Eh non ! Tout simplement, ces trois murs font partie du projet expérimental américain de lutte contre l’immigration clandestine, en provenance de l’Amérique centrale et du Sud, et plus précisément pour les clandestins en provenance de Tijuana, au Mexique. Ces 3,5 kilomètres de murs ont coûté 4,3 millions de dollars pour leur construction. Mais nous direz-vous : « un mur ça se contourne ». Bien entendu. Mais pour l’État américain, ce projet sera certainement concluant en fonction du nombre de morts supplémentaires que ce mur apportera. En fonction du nombre de ceux qui devront, pour quitter la misère [1] faire des kilomètres supplémentaires pour trouver un autre passage en cet endroit précis de la Californie que l’on nomme désert [2]. Mais ils seront encore nombreux à venir dans le pays de la liberté, à moitié morts peut-être, mais ils viendront et passeront.
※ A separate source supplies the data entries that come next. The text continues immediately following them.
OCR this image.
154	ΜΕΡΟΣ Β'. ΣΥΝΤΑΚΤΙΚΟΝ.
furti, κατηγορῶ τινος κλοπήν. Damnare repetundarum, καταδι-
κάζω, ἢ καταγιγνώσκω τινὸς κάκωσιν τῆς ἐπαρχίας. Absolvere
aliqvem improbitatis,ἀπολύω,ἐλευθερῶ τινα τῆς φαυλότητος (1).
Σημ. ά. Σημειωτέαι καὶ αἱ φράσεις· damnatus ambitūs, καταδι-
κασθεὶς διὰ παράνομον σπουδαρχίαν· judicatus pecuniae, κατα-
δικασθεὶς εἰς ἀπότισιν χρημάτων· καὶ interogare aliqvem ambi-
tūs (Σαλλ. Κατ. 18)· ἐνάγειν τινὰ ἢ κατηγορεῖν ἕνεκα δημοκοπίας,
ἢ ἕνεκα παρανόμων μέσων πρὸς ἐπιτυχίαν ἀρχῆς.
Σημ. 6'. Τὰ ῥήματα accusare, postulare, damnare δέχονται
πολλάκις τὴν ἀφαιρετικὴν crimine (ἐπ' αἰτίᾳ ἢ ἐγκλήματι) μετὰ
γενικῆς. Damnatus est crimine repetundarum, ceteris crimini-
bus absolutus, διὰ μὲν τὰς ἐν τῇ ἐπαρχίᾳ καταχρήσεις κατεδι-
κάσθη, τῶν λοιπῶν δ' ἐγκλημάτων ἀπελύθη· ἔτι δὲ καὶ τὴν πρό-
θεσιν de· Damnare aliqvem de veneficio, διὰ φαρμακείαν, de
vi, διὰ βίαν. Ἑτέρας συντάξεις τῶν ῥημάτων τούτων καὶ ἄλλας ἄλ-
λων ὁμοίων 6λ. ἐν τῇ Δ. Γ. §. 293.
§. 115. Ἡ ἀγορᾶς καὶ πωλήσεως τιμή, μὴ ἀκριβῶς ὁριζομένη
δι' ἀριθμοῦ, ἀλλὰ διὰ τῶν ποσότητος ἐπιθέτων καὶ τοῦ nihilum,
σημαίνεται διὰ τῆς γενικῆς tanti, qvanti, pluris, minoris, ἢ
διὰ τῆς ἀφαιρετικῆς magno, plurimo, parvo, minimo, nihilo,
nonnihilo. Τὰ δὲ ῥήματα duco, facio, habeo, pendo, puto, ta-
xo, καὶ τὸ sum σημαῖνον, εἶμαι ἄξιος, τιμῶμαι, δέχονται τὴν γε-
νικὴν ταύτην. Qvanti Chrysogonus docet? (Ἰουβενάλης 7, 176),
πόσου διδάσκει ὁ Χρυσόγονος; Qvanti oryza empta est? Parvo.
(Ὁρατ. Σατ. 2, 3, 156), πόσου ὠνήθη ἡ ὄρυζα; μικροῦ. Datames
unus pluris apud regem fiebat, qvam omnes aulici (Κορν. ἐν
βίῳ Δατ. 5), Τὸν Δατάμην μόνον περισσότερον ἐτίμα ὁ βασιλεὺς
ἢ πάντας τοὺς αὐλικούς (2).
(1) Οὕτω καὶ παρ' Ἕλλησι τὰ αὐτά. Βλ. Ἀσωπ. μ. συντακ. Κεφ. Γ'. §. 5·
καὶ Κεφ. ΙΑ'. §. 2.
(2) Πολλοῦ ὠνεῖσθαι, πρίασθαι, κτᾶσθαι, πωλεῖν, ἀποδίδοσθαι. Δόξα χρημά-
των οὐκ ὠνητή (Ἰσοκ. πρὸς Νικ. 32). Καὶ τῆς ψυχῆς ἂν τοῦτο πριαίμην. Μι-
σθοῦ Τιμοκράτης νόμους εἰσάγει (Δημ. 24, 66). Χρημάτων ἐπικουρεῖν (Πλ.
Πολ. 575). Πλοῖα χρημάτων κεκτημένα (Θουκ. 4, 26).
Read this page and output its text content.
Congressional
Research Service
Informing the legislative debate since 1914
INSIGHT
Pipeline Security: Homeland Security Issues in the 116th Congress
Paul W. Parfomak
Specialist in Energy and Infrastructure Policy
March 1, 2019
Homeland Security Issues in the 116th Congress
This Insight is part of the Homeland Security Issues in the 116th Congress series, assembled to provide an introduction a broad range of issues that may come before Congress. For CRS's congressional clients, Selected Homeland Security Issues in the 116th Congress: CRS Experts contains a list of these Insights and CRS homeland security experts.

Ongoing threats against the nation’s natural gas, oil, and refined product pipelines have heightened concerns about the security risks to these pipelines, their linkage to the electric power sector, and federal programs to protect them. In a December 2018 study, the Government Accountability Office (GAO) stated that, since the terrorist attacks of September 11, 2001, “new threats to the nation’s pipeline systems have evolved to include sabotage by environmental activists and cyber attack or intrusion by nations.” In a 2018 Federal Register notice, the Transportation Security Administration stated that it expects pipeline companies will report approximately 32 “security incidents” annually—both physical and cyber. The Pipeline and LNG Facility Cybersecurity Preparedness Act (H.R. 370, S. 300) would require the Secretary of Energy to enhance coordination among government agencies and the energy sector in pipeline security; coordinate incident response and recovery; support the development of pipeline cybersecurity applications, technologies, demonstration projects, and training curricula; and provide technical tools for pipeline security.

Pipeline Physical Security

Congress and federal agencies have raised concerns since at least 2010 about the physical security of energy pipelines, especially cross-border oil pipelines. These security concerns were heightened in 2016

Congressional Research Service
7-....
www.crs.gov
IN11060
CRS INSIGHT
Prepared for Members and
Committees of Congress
C’est bien ce qu’à prévu l’État américain, puisque le projet expérimental passé, il s’attellera au projet tout court : un mur de 106 kilomètres de long, toujours au même endroit. Mais, et encore mais, que le mur fasse 3 ou 106 kilomètres, c’est reporter le problème (diminué tout de même) à 3 ou 106 kilomètres plus loin. Alors l’État américain a certainement prévu un mur pour toute la longueur (soit environ 1000 kilomètres, l’autre millier de kilomètres qui sépare les deux frontières l’est par le fleuve Rio Grande). Soit un coût de presque un milliard 250 millions — en dollars — de sa frontière avec le Mexique.
Si ce mur est un phénomène nouveau, la politique anti-immigration des États-Unis n’est pas nouvelle, et se situe dans la même logique que ce qui se passe en Europe. Le pôle nord-américain (États-Unis et Canada) a juste un peu d’avance, tant dans sa forteresse extérieure qu’intérieure, où depuis quelques années les riches se regroupent dans d’immenses résidences entourées de barbelés et protégés par des vigiles. Si nous n’en sommes pas encore là, avec l’expulsion toujours plus massive des immigrés, Shengen, le fichier informatique européen (Système informatique Shengen), le renforcement constant des polices et leur collaboration, la police supranationale européenne (Europole) [3]… les États de l’Europe s’y dirigent.
Ce n’est que dans cette optique mondiale qu’il nous faut voir la lutte des sans-papiers. Germe d’une résistance à ce nouvel ordre mondial et qui entend gérer la planète au profit de quelques-uns, et aux dépens de nombreux autres. Mais, outre les revendications immédiates, la régularisation de toutes et tous, il faut articuler la lutte autour d’axes plus globaux, comme la liberté de circulation. Revendication qui n’est plus celle essentiellement des anarchistes, mais aussi des sans-papiers eux-mêmes.